The plots above present the distribution of entire set of neighborhoods (99) and venues (1692) across 7 clusters. Each cluster includes neighborhoods that have commonality based on the feature set which equates to the categories of the venues in the neighborhood. A key point to notice is the uneven distribution of the neighborhoods and venues across the clusters indicating the similarity or cohesiveness in the clusters 5 and 6.

Next, we look at the most common venue in each cluster. Coffee Shops and Fast Food Restaurants are the most common venues in clusters 5 and 6 respectively.


In [None]:
city_merged.loc[city_merged['Cluster Labels'] == 0, city_merged.columns[[1] + [2] + list(range(5, city_merged.shape[1]))]]

Cluster 6 is the second largest cluster with 34 neighborhoods and includes 439 venues. Like cluster 5, it covers most of the boroughs. The most common venues is Fast Food Restaurant. Apart from restaurants, this cluster includes a wide range of retails outlets.

# Discussion

I observed the following during the analysis of the results:

Predominance of 2 clusters across the neighborhoods and venue categories which indicates similarity or commonality of features. The remaining 4 clusters had more distinguishing or unique features.

The k-means clustering approach relied of frequency of a category across the 255 unique categories. The feature set may be large compared to the number of samples, i.e. number of neighborhoods (99).

I tried multiple values of k in the k-means clustering. For lower values of k, the larger clusters coalesced into a single cluster. For higher values of k, the number of smaller clusters increased but the larger clusters did not break up noticeably any further.

The Foursquare data is primarily social and is crowdsourced. I noticed the API calls returned slightly different data sets when executed at various times of the day or day of the week.

Based on the results, I have the following recommendations:

I had planned initially to use the Premium Endpoint to fetch ratings but was unable to because of the daily limits of API calls. This extended data could have provided a social dimension, but the data would change frequently.
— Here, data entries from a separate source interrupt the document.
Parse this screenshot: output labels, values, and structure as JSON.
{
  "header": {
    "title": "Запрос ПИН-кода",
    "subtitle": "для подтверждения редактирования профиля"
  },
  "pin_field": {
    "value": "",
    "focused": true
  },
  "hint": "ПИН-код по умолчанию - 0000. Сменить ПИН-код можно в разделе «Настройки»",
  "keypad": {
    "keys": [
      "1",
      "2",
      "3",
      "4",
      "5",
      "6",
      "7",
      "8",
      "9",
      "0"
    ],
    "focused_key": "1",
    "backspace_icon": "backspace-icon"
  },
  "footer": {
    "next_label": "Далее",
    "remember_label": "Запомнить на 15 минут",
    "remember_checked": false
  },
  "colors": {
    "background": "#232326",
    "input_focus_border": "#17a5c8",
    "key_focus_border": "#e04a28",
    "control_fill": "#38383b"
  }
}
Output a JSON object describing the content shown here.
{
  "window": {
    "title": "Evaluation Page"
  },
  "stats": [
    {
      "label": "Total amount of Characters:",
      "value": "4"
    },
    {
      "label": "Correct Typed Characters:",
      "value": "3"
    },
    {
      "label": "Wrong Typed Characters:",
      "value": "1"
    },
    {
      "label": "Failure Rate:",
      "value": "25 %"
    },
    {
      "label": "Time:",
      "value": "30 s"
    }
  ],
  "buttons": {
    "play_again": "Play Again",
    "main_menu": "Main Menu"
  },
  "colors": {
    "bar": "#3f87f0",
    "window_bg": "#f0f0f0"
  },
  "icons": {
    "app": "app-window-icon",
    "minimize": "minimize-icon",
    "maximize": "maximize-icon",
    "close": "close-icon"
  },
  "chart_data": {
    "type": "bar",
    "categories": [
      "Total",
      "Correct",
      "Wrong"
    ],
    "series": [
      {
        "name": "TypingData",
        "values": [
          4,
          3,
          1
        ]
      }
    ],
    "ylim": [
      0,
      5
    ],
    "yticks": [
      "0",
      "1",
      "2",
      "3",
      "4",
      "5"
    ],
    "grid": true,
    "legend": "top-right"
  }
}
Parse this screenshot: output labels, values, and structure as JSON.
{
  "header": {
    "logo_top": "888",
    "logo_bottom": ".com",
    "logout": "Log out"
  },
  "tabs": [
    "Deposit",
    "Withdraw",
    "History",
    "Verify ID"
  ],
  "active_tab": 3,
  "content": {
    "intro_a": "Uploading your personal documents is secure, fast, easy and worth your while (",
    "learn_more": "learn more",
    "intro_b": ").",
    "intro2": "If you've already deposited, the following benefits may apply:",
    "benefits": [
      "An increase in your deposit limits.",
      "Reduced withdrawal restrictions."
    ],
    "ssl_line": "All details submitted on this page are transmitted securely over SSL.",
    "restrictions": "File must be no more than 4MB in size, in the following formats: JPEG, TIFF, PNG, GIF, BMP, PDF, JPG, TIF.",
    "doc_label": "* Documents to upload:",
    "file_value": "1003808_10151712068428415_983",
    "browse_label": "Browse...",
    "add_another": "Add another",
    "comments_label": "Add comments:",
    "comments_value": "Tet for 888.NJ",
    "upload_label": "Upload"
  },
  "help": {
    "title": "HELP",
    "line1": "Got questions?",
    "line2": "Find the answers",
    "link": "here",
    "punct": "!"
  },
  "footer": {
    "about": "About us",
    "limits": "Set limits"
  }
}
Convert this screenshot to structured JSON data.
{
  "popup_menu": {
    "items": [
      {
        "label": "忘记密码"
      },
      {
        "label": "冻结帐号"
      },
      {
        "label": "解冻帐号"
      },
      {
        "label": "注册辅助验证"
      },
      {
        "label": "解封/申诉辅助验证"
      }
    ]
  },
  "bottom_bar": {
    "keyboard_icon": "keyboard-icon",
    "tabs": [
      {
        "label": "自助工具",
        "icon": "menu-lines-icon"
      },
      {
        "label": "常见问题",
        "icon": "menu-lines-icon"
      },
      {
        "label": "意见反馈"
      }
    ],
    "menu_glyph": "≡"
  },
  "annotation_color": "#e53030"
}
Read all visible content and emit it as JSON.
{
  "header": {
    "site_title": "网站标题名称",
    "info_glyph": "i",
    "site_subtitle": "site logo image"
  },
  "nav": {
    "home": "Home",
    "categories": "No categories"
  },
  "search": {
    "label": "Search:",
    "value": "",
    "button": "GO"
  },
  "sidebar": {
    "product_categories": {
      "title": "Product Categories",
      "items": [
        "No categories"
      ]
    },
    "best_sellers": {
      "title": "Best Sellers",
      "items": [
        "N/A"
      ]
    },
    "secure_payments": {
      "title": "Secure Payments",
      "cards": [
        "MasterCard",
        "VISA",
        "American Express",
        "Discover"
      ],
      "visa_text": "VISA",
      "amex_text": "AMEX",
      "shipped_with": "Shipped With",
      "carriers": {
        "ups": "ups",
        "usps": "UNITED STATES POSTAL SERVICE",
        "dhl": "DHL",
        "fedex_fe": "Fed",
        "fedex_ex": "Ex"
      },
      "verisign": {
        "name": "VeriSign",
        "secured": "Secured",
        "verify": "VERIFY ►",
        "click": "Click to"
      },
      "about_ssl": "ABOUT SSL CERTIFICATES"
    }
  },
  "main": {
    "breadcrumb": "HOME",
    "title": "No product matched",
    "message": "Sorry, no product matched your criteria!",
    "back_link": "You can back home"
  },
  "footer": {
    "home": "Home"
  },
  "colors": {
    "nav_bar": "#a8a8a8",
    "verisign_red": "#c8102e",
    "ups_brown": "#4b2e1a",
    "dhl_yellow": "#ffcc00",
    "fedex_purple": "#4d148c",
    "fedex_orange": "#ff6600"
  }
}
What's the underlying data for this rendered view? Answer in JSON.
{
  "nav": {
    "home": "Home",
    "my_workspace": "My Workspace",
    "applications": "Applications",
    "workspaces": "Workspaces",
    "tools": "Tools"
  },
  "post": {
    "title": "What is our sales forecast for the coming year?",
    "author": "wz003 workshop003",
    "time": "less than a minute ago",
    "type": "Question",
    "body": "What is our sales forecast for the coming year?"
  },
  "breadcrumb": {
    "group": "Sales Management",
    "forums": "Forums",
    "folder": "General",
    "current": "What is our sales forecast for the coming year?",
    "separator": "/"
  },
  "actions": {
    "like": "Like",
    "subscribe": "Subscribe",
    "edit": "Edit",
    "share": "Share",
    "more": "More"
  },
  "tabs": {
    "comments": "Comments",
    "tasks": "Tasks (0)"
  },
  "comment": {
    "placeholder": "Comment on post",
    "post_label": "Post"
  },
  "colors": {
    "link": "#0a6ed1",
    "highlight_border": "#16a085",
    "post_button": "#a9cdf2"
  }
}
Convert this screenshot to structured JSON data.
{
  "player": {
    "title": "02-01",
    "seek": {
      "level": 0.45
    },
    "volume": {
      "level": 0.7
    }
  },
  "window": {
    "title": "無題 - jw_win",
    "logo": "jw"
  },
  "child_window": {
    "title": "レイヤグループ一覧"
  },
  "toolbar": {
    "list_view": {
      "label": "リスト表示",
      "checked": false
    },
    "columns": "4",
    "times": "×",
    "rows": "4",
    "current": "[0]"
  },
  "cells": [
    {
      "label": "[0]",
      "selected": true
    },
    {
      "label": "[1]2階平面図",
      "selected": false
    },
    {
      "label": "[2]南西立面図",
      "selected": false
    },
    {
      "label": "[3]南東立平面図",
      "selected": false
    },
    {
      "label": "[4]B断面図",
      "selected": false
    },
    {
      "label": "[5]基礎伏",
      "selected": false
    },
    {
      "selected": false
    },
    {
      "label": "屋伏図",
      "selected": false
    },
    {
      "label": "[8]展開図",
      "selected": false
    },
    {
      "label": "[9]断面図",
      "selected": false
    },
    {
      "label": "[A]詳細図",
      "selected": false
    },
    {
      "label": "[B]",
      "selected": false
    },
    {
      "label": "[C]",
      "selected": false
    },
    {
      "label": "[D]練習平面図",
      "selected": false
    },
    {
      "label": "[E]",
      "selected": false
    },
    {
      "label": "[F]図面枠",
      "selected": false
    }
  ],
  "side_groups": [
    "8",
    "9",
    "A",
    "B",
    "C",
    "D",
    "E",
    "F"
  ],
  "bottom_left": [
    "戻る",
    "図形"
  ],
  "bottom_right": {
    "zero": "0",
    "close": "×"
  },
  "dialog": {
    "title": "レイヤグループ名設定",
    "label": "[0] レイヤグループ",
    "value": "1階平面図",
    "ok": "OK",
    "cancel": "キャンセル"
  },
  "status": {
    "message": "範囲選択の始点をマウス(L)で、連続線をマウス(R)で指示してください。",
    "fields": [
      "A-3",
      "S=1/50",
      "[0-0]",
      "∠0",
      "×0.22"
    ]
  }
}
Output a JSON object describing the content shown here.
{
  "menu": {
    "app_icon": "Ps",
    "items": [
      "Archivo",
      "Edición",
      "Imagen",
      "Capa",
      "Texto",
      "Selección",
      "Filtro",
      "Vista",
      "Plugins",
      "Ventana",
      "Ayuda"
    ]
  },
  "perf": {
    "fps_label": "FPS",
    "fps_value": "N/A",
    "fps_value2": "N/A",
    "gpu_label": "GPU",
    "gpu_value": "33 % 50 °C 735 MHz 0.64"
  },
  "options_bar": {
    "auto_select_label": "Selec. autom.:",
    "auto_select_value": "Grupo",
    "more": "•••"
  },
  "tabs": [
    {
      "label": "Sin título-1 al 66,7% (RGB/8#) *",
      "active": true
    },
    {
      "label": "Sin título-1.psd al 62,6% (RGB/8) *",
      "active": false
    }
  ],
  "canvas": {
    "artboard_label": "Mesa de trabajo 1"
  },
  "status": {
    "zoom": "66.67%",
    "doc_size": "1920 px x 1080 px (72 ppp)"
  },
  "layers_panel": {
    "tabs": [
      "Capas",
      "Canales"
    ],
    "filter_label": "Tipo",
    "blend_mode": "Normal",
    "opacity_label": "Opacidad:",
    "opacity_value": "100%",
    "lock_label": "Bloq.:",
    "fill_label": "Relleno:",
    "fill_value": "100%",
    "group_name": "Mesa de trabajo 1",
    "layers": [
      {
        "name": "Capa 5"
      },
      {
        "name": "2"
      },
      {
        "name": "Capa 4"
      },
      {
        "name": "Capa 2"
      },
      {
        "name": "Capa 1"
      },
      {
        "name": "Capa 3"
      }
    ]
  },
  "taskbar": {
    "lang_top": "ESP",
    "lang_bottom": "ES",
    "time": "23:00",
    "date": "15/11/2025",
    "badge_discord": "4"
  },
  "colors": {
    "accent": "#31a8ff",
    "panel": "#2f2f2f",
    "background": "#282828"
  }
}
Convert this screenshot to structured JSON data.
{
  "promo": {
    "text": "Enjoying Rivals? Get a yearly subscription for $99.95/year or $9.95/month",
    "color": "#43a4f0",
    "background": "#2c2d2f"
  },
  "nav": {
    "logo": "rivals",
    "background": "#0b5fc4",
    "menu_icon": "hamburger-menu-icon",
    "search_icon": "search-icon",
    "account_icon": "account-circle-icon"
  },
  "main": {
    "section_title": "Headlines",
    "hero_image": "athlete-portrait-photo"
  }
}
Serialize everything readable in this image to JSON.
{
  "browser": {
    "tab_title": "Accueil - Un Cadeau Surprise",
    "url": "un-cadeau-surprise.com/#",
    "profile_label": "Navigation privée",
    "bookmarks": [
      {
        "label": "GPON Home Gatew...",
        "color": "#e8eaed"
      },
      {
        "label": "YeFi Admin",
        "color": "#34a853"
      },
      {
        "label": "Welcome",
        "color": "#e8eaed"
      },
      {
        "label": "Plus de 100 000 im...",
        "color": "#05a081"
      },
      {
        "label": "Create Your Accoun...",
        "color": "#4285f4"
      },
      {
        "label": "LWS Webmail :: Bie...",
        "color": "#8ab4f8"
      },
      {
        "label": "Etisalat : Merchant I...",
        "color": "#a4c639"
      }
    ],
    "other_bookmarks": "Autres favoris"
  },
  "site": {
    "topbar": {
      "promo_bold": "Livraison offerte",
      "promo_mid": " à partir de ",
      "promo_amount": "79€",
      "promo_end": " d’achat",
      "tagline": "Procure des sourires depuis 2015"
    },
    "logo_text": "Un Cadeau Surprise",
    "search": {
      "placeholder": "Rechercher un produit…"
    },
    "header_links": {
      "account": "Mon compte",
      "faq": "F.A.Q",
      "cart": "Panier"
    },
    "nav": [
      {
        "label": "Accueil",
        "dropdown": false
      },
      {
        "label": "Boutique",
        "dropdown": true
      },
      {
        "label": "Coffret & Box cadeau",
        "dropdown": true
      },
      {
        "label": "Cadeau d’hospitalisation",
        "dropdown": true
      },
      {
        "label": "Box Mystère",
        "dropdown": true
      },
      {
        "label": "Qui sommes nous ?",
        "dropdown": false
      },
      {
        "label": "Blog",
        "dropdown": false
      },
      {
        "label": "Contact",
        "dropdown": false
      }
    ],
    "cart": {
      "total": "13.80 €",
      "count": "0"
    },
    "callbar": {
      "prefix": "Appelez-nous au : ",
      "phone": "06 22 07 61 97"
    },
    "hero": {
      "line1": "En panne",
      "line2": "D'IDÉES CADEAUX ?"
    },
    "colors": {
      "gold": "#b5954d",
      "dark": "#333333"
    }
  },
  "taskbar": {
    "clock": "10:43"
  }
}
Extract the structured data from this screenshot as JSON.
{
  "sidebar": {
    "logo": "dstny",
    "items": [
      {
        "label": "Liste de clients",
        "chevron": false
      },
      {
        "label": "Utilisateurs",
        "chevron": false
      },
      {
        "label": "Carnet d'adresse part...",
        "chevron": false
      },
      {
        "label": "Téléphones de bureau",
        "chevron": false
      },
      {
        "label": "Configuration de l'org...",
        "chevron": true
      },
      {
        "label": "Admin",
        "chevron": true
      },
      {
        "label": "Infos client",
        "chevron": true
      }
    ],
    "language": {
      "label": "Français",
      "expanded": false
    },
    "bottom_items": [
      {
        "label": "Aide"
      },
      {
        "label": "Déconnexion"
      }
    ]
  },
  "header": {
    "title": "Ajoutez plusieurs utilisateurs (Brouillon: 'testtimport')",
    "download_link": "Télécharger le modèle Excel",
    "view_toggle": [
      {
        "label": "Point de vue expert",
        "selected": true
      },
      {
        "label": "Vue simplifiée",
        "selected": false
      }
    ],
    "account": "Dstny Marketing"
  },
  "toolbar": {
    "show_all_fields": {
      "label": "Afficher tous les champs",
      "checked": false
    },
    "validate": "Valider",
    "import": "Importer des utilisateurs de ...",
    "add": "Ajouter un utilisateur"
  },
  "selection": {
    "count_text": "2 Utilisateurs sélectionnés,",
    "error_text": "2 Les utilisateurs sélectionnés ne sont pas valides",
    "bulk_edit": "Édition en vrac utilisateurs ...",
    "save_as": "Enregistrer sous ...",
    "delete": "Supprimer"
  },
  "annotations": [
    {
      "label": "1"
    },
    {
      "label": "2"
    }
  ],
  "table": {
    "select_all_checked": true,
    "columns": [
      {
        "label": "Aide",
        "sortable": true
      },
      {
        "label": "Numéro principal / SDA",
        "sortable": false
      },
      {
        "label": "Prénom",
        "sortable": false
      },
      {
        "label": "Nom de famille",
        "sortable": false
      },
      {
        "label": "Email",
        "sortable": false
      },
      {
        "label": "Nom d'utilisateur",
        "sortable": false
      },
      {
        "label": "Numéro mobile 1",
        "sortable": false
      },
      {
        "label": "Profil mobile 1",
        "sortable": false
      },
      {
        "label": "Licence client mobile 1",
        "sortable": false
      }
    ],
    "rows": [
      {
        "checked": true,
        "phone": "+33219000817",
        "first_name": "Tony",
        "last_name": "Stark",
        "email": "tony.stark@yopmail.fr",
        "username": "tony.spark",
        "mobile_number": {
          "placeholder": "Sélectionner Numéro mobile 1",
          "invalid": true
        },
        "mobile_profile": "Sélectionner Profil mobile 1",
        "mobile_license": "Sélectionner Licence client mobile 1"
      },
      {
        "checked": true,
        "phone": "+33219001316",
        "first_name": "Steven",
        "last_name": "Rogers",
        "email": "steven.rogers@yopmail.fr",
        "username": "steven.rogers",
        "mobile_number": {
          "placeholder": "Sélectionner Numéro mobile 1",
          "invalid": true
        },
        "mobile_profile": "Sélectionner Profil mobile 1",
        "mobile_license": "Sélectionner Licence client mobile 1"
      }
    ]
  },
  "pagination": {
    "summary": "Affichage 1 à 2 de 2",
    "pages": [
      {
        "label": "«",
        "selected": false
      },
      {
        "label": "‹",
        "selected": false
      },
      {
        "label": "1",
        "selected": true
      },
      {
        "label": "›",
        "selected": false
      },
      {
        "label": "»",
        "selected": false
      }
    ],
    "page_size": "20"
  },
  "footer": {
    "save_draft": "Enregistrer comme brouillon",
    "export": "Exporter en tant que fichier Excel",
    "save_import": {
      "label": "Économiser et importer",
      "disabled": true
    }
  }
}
Running the analysis and comparing results over a period as opposed to a snapshot would stabilize the findings.
Consider other unsupervised learning methods for comparative analysis.
Augment demographic data for neighborhoods to get additional insights.


# Conclusion

In conclusion, this study was a positive step for the stakeholders to understand how data from various sources can be used via powerful tools and visualization techniques to derive insights.

From a personal perspective, it provided me with exposure to the data science methodology from a business problem, analysis, data acquisition, preparation, feature selection, model creation, train/fit and test/analyze results. The libraries for data acquisition, preparation, and visualization demonstrated the value of data science.